Executing this process will generate a jsonl file named 'top_k_sequences.jsonl', containing 10,000 documents. For optimal performance, it is recommended to use uncompressed jsonl files stored on local file storage for all data paths, and to utilize as many CPU cores as possible. You can provide custom functions for reading the data paths and extracting the text field from each example using the {source,target}_load_dataset_fn and {source,target}_parse_example_fn parameters in the constructor.

Examples

HuggingFace datasets can also be used in either source_dataset or target_dataset. However, please note that streaming a large raw dataset directly may result in slow performance; this approach is better suited for target datasets:

from zip_fit import ZIPFIT
from datasets import load_dataset

source_dataset = f'/path/to/source.jsonl'
target_dataset = 'openai/openai_humaneval'

# Define the function to load the target dataset
def target_load_dataset_fn(dataset):
    ds = load_dataset(dataset, split='test', trust_remote_code=True)
    return ds

# Define the function to parse examples from the target dataset
def target_parse_example_fn(ex):
    text = f"Problem description: {ex['prompt']} \nCanonical solution: {ex['canonical_solution']}"
    return text

# Create an instance of ZIPFIT
zip_fit_instance = ZIPFIT(
    source_dataset=source_dataset,
    target_dataset=target_dataset,
    target_load_fn=target_load_dataset_fn,
    target_parse_fn=target_parse_example_fn,
    k=100000,  
    output_file="top_k_sequences.jsonl",
    compression_algorithm='gzip'  # Change to 'lz4' if desired
)

# Run the ZIPFIT process
zip_fit_instance.run()

You can specify different compression algorithms. The ZIP-FIT paper uses gzip, however other compression algorithms like lz4 are faster.

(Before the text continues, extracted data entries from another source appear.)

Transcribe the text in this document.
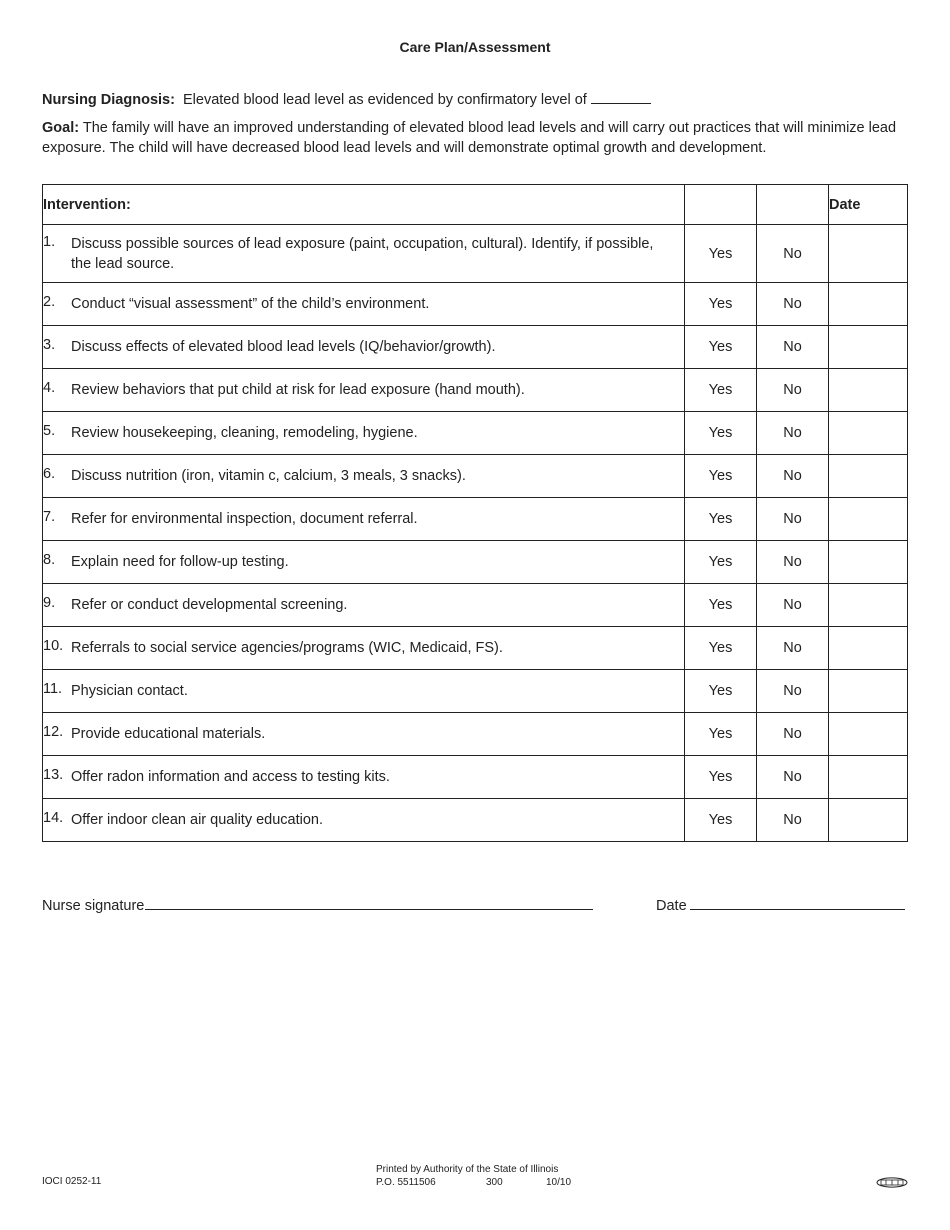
Care Plan/Assessment
Nursing Diagnosis: Elevated blood lead level as evidenced by confirmatory level of
Goal: The family will have an improved understanding of elevated blood lead levels and will carry out practices that will minimize lead exposure. The child will have decreased blood lead levels and will demonstrate optimal growth and development.
Intervention:			Date
1. Discuss possible sources of lead exposure (paint, occupation, cultural). Identify, if possible, the lead source.	Yes	No	
2. Conduct “visual assessment” of the child’s environment.	Yes	No	
3. Discuss effects of elevated blood lead levels (IQ/behavior/growth).	Yes	No	
4. Review behaviors that put child at risk for lead exposure (hand mouth).	Yes	No	
5. Review housekeeping, cleaning, remodeling, hygiene.	Yes	No	
6. Discuss nutrition (iron, vitamin c, calcium, 3 meals, 3 snacks).	Yes	No	
7. Refer for environmental inspection, document referral.	Yes	No	
8. Explain need for follow-up testing.	Yes	No	
9. Refer or conduct developmental screening.	Yes	No	
10. Referrals to social service agencies/programs (WIC, Medicaid, FS).	Yes	No	
11. Physician contact.	Yes	No	
12. Provide educational materials.	Yes	No	
13. Offer radon information and access to testing kits.	Yes	No	
14. Offer indoor clean air quality education.	Yes	No	
Nurse signature	Date
IOCI 0252-11
Printed by Authority of the State of Illinois
P.O. 5511506	300	10/10
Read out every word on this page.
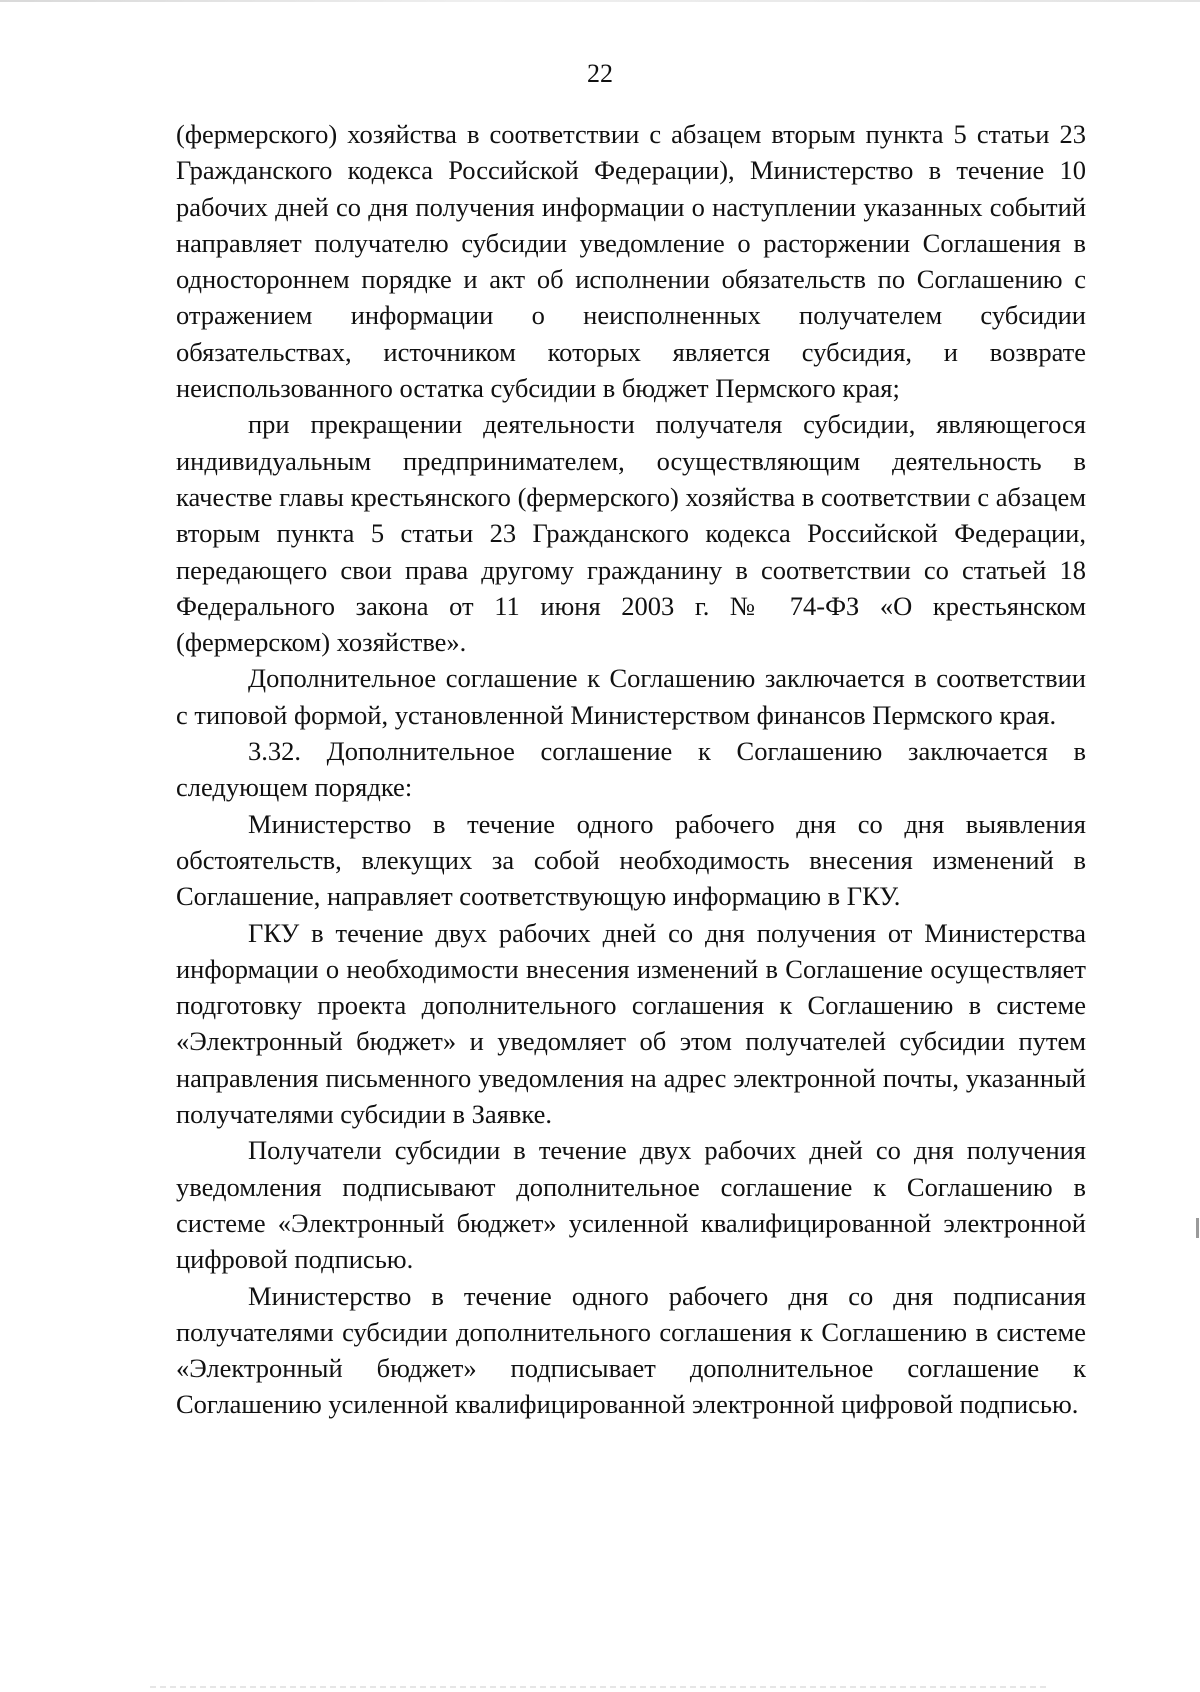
22

(фермерского) хозяйства в соответствии с абзацем вторым пункта 5 статьи 23 Гражданского кодекса Российской Федерации), Министерство в течение 10 рабочих дней со дня получения информации о наступлении указанных событий направляет получателю субсидии уведомление о расторжении Соглашения в одностороннем порядке и акт об исполнении обязательств по Соглашению с отражением информации о неисполненных получателем субсидии обязательствах, источником которых является субсидия, и возврате неиспользованного остатка субсидии в бюджет Пермского края;

при прекращении деятельности получателя субсидии, являющегося индивидуальным предпринимателем, осуществляющим деятельность в качестве главы крестьянского (фермерского) хозяйства в соответствии с абзацем вторым пункта 5 статьи 23 Гражданского кодекса Российской Федерации, передающего свои права другому гражданину в соответствии со статьей 18 Федерального закона от 11 июня 2003 г. № 74-ФЗ «О крестьянском (фермерском) хозяйстве».

Дополнительное соглашение к Соглашению заключается в соответствии с типовой формой, установленной Министерством финансов Пермского края.

3.32. Дополнительное соглашение к Соглашению заключается в следующем порядке:

Министерство в течение одного рабочего дня со дня выявления обстоятельств, влекущих за собой необходимость внесения изменений в Соглашение, направляет соответствующую информацию в ГКУ.

ГКУ в течение двух рабочих дней со дня получения от Министерства информации о необходимости внесения изменений в Соглашение осуществляет подготовку проекта дополнительного соглашения к Соглашению в системе «Электронный бюджет» и уведомляет об этом получателей субсидии путем направления письменного уведомления на адрес электронной почты, указанный получателями субсидии в Заявке.

Получатели субсидии в течение двух рабочих дней со дня получения уведомления подписывают дополнительное соглашение к Соглашению в системе «Электронный бюджет» усиленной квалифицированной электронной цифровой подписью.

Министерство в течение одного рабочего дня со дня подписания получателями субсидии дополнительного соглашения к Соглашению в системе «Электронный бюджет» подписывает дополнительное соглашение к Соглашению усиленной квалифицированной электронной цифровой подписью.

Dev Install: ZIP-FIT + PyPantograph + Mathlib4 + Lean Setup

Below are comprehensive instructions for setting up everything in a conda environment named zip_fit, ensuring that:

  • Lean is installed (via elan),
  • PyPantograph is installed (via Poetry) and matches the same Lean version,
  • Mathlib4 is checked out at the corresponding Lean version,
  • ZIP-FIT and optional vLLM are also installed, all in one place.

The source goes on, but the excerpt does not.